Now, thought Cormac, only Arach’s little present stands between them and us. He reckoned those Jain-constructed biomechs could move faster down here than he and his fellows, though they might have to burrow again if there had been intervening rock falls.
‘What explosives do we have remaining?’ he asked.
‘Grenades, eight planar mines and one more CTD,’ replied one of the Golem.
‘Let’s hope we won’t need the CTD,’ he said. ‘Position the mines where you deem appropriate—proximity detonation.’ He added unnecessarily, ‘Let’s keep moving,’ as the water level descended.

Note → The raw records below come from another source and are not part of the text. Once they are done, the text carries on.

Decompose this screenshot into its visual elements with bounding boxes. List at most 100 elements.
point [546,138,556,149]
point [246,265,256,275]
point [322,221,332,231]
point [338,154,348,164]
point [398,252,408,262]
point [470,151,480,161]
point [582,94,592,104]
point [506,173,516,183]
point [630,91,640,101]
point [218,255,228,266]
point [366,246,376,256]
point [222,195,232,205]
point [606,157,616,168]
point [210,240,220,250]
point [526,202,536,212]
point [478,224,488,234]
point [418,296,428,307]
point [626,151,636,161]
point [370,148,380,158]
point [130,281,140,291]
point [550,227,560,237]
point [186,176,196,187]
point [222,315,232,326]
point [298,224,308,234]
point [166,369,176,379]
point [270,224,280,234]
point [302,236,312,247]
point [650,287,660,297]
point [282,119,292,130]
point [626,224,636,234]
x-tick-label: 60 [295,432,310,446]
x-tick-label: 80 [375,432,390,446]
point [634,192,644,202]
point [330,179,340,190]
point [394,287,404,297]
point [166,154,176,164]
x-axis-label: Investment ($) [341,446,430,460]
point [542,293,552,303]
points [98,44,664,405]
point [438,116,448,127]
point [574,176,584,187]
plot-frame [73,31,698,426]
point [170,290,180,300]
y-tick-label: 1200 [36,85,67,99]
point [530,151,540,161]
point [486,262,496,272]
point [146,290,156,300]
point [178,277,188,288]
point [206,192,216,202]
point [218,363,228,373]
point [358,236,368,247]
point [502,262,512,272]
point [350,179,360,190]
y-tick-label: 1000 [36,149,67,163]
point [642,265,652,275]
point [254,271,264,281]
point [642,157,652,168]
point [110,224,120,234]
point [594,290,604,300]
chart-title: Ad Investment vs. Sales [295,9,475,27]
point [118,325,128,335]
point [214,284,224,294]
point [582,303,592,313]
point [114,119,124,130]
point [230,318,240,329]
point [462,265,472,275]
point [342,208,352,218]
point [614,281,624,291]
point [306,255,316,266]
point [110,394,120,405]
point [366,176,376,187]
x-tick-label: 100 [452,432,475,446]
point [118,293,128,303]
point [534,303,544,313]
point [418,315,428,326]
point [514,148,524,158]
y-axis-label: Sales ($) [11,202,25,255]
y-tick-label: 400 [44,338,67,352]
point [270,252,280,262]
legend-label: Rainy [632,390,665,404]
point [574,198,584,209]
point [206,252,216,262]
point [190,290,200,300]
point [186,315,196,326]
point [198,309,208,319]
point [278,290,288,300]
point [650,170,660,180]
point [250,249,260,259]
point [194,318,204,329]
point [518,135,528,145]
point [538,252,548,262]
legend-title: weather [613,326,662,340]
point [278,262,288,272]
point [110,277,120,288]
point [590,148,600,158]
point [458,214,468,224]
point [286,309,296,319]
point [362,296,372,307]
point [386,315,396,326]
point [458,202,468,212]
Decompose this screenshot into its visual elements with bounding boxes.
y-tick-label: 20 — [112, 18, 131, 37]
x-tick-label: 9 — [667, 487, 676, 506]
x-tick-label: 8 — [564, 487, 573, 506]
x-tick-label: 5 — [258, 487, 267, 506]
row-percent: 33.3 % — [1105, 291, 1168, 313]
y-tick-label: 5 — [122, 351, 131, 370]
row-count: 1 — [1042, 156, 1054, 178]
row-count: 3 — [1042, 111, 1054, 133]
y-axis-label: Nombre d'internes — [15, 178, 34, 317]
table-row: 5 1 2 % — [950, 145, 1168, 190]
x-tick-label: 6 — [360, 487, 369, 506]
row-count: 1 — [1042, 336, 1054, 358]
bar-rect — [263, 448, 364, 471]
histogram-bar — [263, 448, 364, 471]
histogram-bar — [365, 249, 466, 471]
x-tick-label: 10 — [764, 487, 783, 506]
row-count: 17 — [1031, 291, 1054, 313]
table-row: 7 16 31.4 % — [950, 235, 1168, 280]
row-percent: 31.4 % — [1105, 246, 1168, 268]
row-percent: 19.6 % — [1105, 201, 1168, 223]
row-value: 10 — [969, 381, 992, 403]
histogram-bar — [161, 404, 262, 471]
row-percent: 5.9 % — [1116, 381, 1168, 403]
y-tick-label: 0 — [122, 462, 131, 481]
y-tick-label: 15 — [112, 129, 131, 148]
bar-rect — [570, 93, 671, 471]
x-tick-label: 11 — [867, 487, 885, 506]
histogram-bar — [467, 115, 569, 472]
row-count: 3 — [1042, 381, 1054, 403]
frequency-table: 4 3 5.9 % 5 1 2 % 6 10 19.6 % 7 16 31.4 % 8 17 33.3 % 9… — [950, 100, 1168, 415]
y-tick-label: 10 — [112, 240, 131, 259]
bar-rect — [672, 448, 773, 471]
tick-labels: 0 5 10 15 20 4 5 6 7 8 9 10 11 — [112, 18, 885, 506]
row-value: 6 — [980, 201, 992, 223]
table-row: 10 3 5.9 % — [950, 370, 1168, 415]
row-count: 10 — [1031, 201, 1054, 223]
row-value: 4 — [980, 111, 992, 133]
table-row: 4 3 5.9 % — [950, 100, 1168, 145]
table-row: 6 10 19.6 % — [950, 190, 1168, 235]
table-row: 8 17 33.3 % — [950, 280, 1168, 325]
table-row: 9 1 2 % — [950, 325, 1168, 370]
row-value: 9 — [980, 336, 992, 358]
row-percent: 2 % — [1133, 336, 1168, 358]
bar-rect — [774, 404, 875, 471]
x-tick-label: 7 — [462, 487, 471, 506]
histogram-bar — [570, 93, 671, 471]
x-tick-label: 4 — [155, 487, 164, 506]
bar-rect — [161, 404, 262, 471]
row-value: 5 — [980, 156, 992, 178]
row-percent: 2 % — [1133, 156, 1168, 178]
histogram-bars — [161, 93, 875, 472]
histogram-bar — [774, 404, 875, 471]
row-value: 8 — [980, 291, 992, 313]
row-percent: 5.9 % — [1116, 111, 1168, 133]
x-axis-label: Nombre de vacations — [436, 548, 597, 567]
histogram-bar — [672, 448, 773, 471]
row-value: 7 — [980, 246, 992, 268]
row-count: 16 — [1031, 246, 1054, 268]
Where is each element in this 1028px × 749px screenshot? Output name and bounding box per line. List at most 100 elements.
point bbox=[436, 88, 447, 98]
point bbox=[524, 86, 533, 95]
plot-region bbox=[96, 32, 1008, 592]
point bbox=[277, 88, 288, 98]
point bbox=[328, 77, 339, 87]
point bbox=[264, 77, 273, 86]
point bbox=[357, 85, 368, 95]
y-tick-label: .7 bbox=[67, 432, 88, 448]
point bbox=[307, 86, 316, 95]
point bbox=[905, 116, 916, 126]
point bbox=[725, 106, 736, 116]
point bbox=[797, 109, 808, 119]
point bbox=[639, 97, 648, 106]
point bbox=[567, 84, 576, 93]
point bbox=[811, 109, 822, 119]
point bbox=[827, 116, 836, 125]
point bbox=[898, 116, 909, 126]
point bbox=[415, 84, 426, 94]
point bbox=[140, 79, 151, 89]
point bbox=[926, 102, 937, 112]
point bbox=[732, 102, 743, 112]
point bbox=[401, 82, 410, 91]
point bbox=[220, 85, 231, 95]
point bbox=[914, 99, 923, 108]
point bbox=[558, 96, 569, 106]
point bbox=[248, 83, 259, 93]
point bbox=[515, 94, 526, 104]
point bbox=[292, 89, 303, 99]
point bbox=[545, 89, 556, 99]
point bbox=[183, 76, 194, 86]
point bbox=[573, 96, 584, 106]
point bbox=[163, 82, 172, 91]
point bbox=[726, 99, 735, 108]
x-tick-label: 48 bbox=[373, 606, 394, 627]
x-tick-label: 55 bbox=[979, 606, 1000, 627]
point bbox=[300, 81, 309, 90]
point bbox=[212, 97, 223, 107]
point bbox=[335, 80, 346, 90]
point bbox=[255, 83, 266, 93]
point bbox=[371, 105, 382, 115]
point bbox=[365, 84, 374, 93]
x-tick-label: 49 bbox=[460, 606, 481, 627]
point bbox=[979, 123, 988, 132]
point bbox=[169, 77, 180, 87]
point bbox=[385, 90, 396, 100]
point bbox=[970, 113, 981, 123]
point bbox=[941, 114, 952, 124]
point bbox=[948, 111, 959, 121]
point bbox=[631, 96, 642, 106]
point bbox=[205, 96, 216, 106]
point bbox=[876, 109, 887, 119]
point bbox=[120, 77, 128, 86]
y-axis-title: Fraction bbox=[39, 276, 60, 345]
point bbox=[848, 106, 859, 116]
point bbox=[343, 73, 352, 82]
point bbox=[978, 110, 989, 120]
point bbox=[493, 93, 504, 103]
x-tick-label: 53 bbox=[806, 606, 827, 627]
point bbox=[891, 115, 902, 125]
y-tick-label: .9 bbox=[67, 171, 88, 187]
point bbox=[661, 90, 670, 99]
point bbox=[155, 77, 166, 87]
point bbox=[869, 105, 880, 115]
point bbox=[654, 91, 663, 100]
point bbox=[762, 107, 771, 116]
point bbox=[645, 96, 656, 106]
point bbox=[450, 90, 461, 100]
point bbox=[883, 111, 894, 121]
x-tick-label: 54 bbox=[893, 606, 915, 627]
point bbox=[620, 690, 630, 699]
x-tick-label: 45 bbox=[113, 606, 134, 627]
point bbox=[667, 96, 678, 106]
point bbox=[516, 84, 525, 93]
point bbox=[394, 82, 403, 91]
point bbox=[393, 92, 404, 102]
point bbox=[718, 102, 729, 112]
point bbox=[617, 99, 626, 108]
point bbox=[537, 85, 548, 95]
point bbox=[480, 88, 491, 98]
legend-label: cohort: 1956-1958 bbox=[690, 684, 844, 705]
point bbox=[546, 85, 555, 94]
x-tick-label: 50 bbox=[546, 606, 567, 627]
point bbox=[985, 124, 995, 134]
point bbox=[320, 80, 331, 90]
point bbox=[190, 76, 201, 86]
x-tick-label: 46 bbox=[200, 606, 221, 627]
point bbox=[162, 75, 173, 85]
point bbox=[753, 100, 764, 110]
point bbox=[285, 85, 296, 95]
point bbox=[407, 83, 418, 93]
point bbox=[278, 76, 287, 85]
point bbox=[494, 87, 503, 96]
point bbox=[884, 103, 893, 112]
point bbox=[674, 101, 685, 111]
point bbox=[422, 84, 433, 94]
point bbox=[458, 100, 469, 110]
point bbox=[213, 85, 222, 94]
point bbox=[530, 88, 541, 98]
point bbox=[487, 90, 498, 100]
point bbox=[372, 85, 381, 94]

Within an hour they left the pipe and ascended a gently upward-sloping fissure. The temperature slowly began to rise, which indicated this cave system opened up somewhere to the surface. Then abruptly the upward slope ended against a wall of stone. Reaching this and directing his envirosuit light upwards, Cormac discerned another fissure climbing up into darkness.
‘How many mines left?’
‘Four.’
‘Okay, you Golem take the lead. Position two of the mines up in the fissure and when you reach a suitable point, run lines down.’
As the Golem headed rapidly up through the fissure Cormac turned to the others. ‘All of you, take a rest.’ He himself felt utterly drained, partly a result of the stimulants he had used while fighting through the jungle above. He did not want to use any more of them until it became absolutely necessary.
Lines snaked down to them twenty minutes later, just as a dull boom echoed through the cave system. The biomechanism must now have entered the underwater cave system. They hooked up their winders and ascended to where the Golem had secured themselves. The fissure here turned to follow an angle of thirty degrees from the horizontal still ascending.